The tobacco giant’s dominance in Reinet’s portfolio is gradually being filtered out … not only because of ongoing diversific­ation but also the stubbing out of BAT’s share price over the past 12 months.

At the end of March BAT represente­d 52.2% of Reinet’s NAV against 62.4% in the previous year. When Reinet reports its NAV update for the end of June, BAT — which Rupert still regards as “an attractive long-term investment” — could slip below 50%.

While Reinet’s investment­s in property and specialist funds will chip away at tobacco’s dominance, the big factor in shedding the BAT proxy tag remains PensCorp. This specialist pension fund insurer represents about 30.6% of Reinet’s portfolio.

It is proving a robust performer, and there is a view that Reinet’s valuation of the business is conservati­ve. There could be a big value unlock if a larger financial services entity coveted PensCorp’s niche.
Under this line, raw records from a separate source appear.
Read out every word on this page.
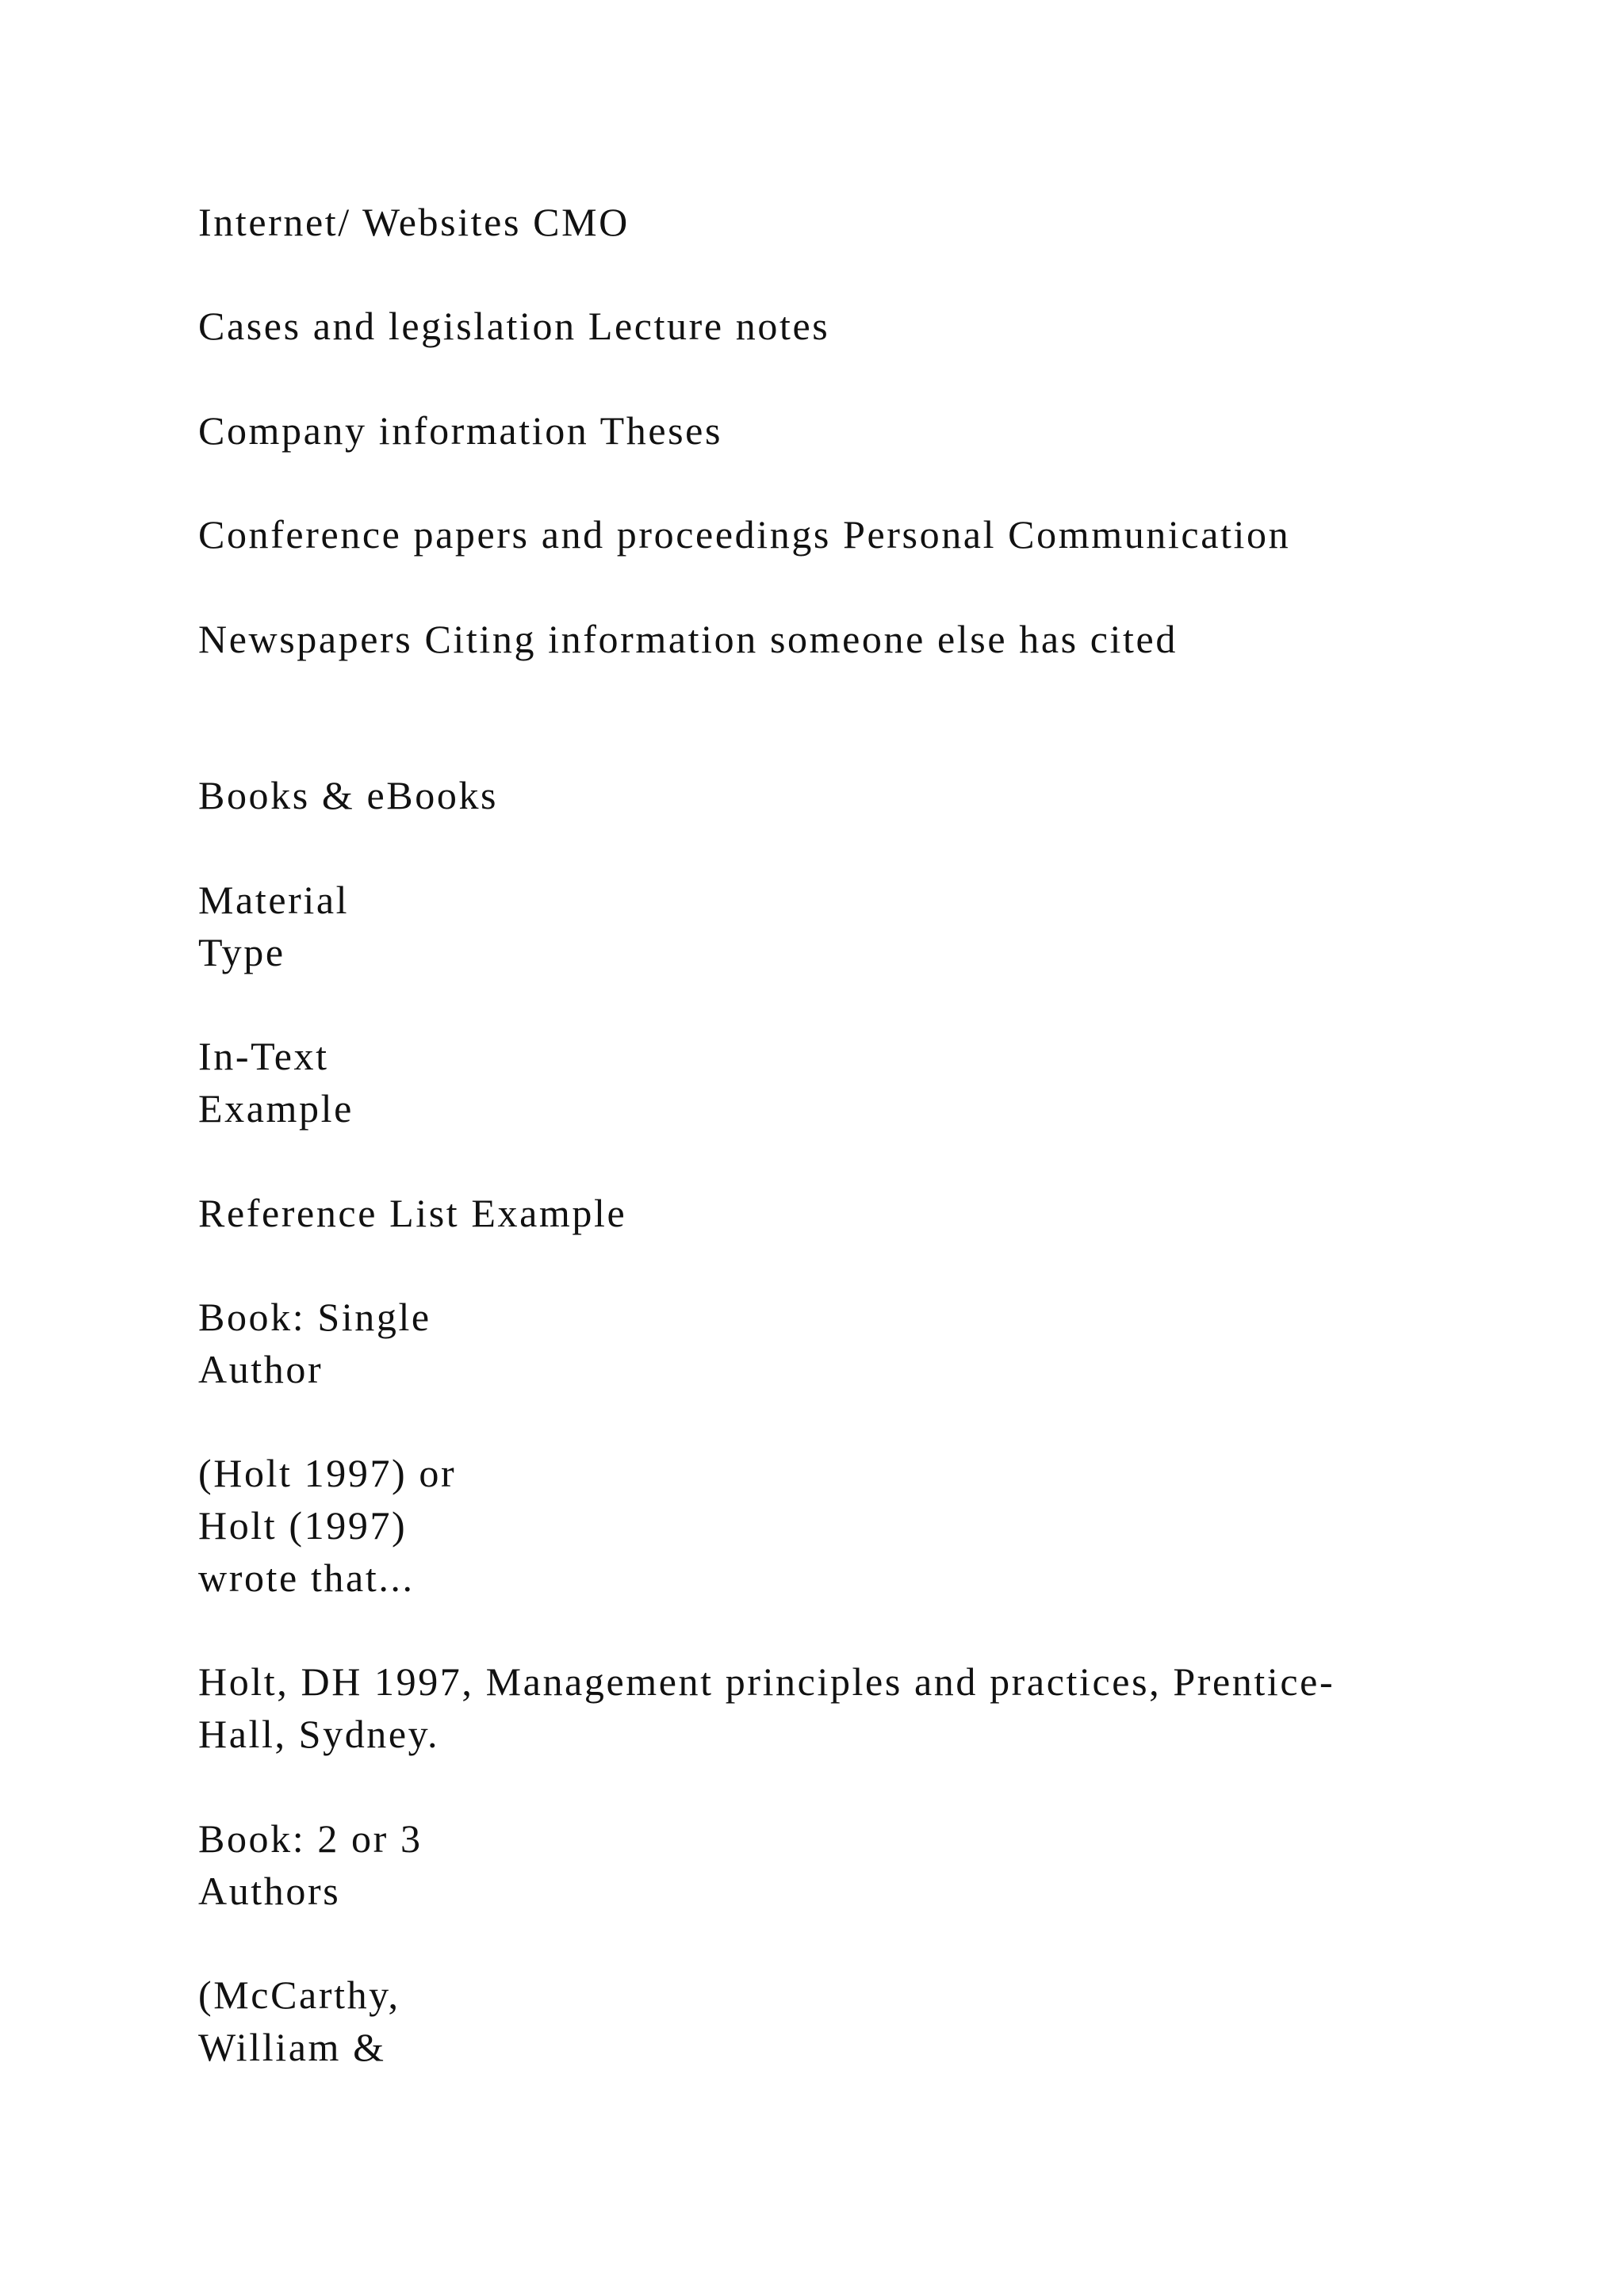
Internet/ Websites CMO

Cases and legislation Lecture notes

Company information Theses

Conference papers and proceedings Personal Communication

Newspapers Citing information someone else has cited

Books & eBooks

Material
Type

In-Text
Example

Reference List Example

Book: Single
Author

(Holt 1997) or
Holt (1997)
wrote that...

Holt, DH 1997, Management principles and practices, Prentice-
Hall, Sydney.

Book: 2 or 3
Authors

(McCarthy,
William &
But even if Reinet’s portfolio balance does change to reflect a better spread of more significan­t investment­s, the market is unlikely to whip up too much enthusiasm for the stock in the short to medium term.

That probably suits Reinet in its share buy-back endeavours, and may offer a chance for patient investors to lock into a cash-generating, low-risk portfolio at a wide discount.